Un accord au cœur de la feuille de route agricole 2026
Dans le cadre de la mise en œuvre des objectifs de la feuille de route du secteur de l’agriculture pour l’année 2026 — en particulier ceux liés à l’amélioration du rendement à l’hectare des grandes cultures — le ministre de l’Agriculture, du Développement rural et de la Pêche, Yacine Walid, et le ministre de l’Enseignement supérieur et de la Recherche scientifique, Kamel Baddari, ont présidé, ce dimanche 8 février 2026, la cérémonie de signature d’une convention de coopération entre les deux secteurs.
Cet accord porte spécifiquement sur les analyses agricoles, avec un accent particulier sur l’analyse des sols et des engrais, en tant que levier essentiel de modernisation et d’optimisation des pratiques agricoles.
Mobiliser l’expertise universitaire au profit des agriculteurs
À travers cette convention, les deux parties ambitionnent de mobiliser les universités et leurs laboratoires afin de réaliser différentes analyses agricoles au bénéfice des agriculteurs et des investisseurs.
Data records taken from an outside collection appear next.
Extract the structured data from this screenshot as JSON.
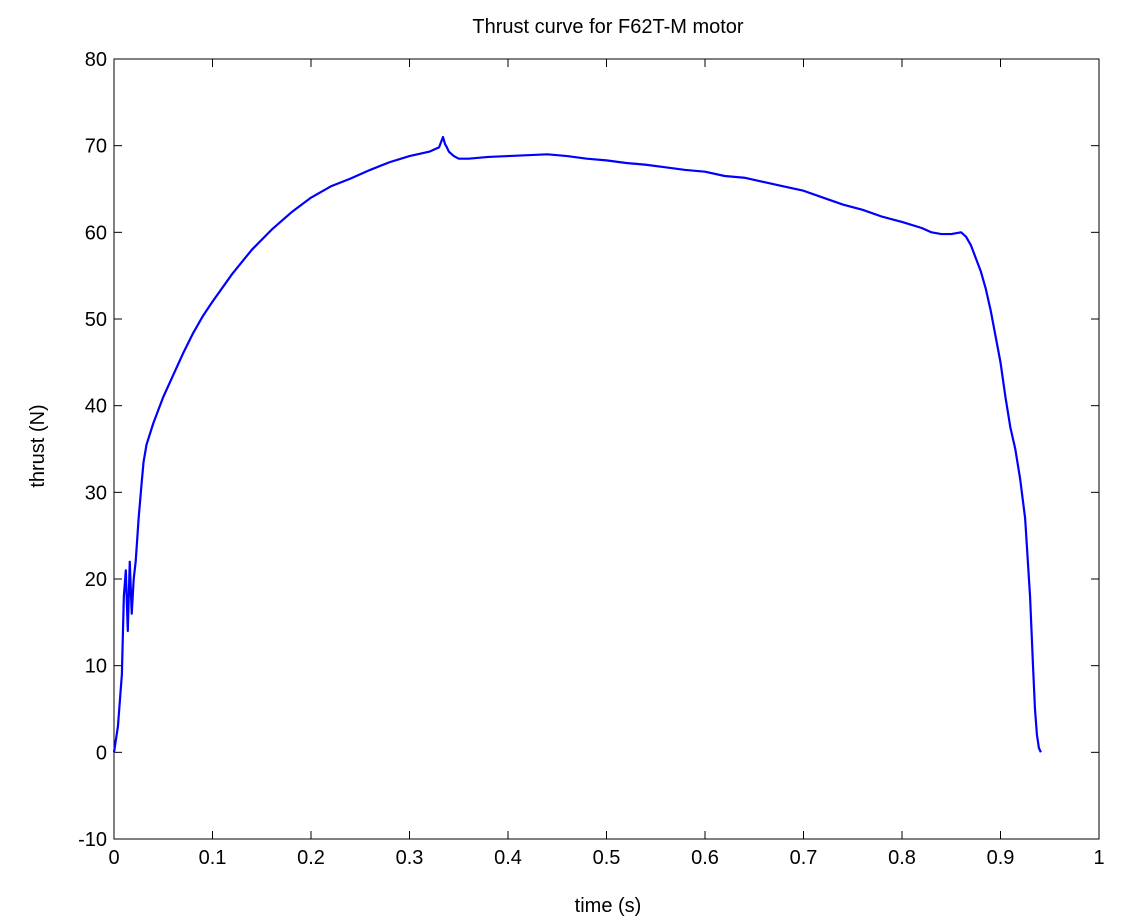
{
  "chart_data": {
    "type": "line",
    "title": "Thrust curve for F62T-M motor",
    "xlabel": "time (s)",
    "ylabel": "thrust (N)",
    "xlim": [
      0,
      1
    ],
    "ylim": [
      -10,
      80
    ],
    "grid": false,
    "x_ticks": [
      "0",
      "0.1",
      "0.2",
      "0.3",
      "0.4",
      "0.5",
      "0.6",
      "0.7",
      "0.8",
      "0.9",
      "1"
    ],
    "y_ticks": [
      "-10",
      "0",
      "10",
      "20",
      "30",
      "40",
      "50",
      "60",
      "70",
      "80"
    ],
    "line_color": "#0000ff",
    "series": [
      {
        "x": [
          0.0,
          0.004,
          0.008,
          0.01,
          0.012,
          0.014,
          0.016,
          0.018,
          0.02,
          0.022,
          0.025,
          0.028,
          0.03,
          0.033,
          0.04,
          0.05,
          0.06,
          0.07,
          0.08,
          0.09,
          0.1,
          0.12,
          0.14,
          0.16,
          0.18,
          0.2,
          0.22,
          0.24,
          0.26,
          0.28,
          0.3,
          0.32,
          0.33,
          0.334,
          0.336,
          0.338,
          0.34,
          0.345,
          0.35,
          0.36,
          0.38,
          0.4,
          0.42,
          0.44,
          0.46,
          0.48,
          0.5,
          0.52,
          0.54,
          0.56,
          0.58,
          0.6,
          0.62,
          0.64,
          0.66,
          0.68,
          0.7,
          0.72,
          0.74,
          0.76,
          0.78,
          0.8,
          0.82,
          0.83,
          0.84,
          0.85,
          0.86,
          0.865,
          0.87,
          0.875,
          0.88,
          0.885,
          0.89,
          0.895,
          0.9,
          0.905,
          0.91,
          0.915,
          0.92,
          0.925,
          0.93,
          0.933,
          0.935,
          0.937,
          0.939,
          0.941
        ],
        "y": [
          0.0,
          3.0,
          9.0,
          18.0,
          21.0,
          14.0,
          22.0,
          16.0,
          20.0,
          22.0,
          27.0,
          31.0,
          33.5,
          35.5,
          38.0,
          41.0,
          43.5,
          46.0,
          48.3,
          50.3,
          52.0,
          55.2,
          58.0,
          60.3,
          62.3,
          64.0,
          65.3,
          66.2,
          67.2,
          68.1,
          68.8,
          69.3,
          69.8,
          71.0,
          70.2,
          69.8,
          69.3,
          68.8,
          68.5,
          68.5,
          68.7,
          68.8,
          68.9,
          69.0,
          68.8,
          68.5,
          68.3,
          68.0,
          67.8,
          67.5,
          67.2,
          67.0,
          66.5,
          66.3,
          65.8,
          65.3,
          64.8,
          64.0,
          63.2,
          62.6,
          61.8,
          61.2,
          60.5,
          60.0,
          59.8,
          59.8,
          60.0,
          59.5,
          58.5,
          57.0,
          55.5,
          53.5,
          51.0,
          48.0,
          45.0,
          41.0,
          37.5,
          35.0,
          31.5,
          27.0,
          18.0,
          10.0,
          5.0,
          2.0,
          0.5,
          0.0
        ]
      }
    ]
  }
}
L’approche retenue repose sur la mise en réseau des capacités scientifiques existantes, l’harmonisation des protocoles d’analyse et la garantie de la qualité des résultats.
Parallèlement, l’accord prévoit le renforcement de la recherche appliquée, le développement de la formation pratique et un transfert effectif des connaissances scientifiques vers le terrain agricole.
Des objectifs techniques et structurants
Signée par le directeur général de la production agricole au ministère de l’Agriculture et le directeur général de la recherche scientifique et du développement technologique au ministère de l’Enseignement supérieur, la convention vise notamment à :
- Combler le déficit structurel en services d’analyses agricoles fiables ;
- Améliorer la qualité des décisions techniques liées aux pratiques culturales ;
- Optimiser l’utilisation des intrants agricoles dans une logique de durabilité ;
- Renforcer la recherche scientifique, la formation appliquée et le transfert de savoir-faire vers le monde agricole.
Analyses des sols, de l’eau et des intrants agricoles
Concrètement, la coopération portera sur l’évaluation des caractéristiques physiques, chimiques et biologiques des sols afin de déterminer leurs besoins réels en fertilisation. Elle inclut également l’analyse de la qualité des eaux d’irrigation et de leur impact sur les sols et les cultures.
En outre, les engrais feront l’objet de contrôles rigoureux pour vérifier leur conformité aux normes et la teneur en éléments nutritifs essentiels (N-P-K). Des analyses des semences et des plants seront également réalisées afin de garantir leur qualité et leur adéquation aux exigences techniques.
Soutien aux étudiants et renforcement de l’innovation agricole
Au-delà des aspects techniques, les deux ministères ont convenu d’accompagner les étudiants dans la réalisation de stages scientifiques et de mémoires de fin d’études dans ce domaine stratégique. L’accord prévoit aussi l’intensification des activités de recherche et développement, notamment dans la production et la sélection variétale à l’aide de techniques moléculaires avancées.
Il s’agit, à terme, de proposer l’enregistrement de nouvelles variétés plus résilientes, d’améliorer la qualité des eaux d’irrigation et d’optimiser la formulation des engrais en fonction des spécificités locales.
Les drones au service du suivi des grandes cultures
Enfin, en marge de cette cérémonie, une autre convention a été signée entre l’Institut technique des grandes cultures et la Direction générale des forêts. Celle-ci porte sur la dotation de l’institut en drones destinés au suivi du développement des grandes cultures, notamment en matière de rendement, ainsi qu’à la lutte contre les maladies et les parasites.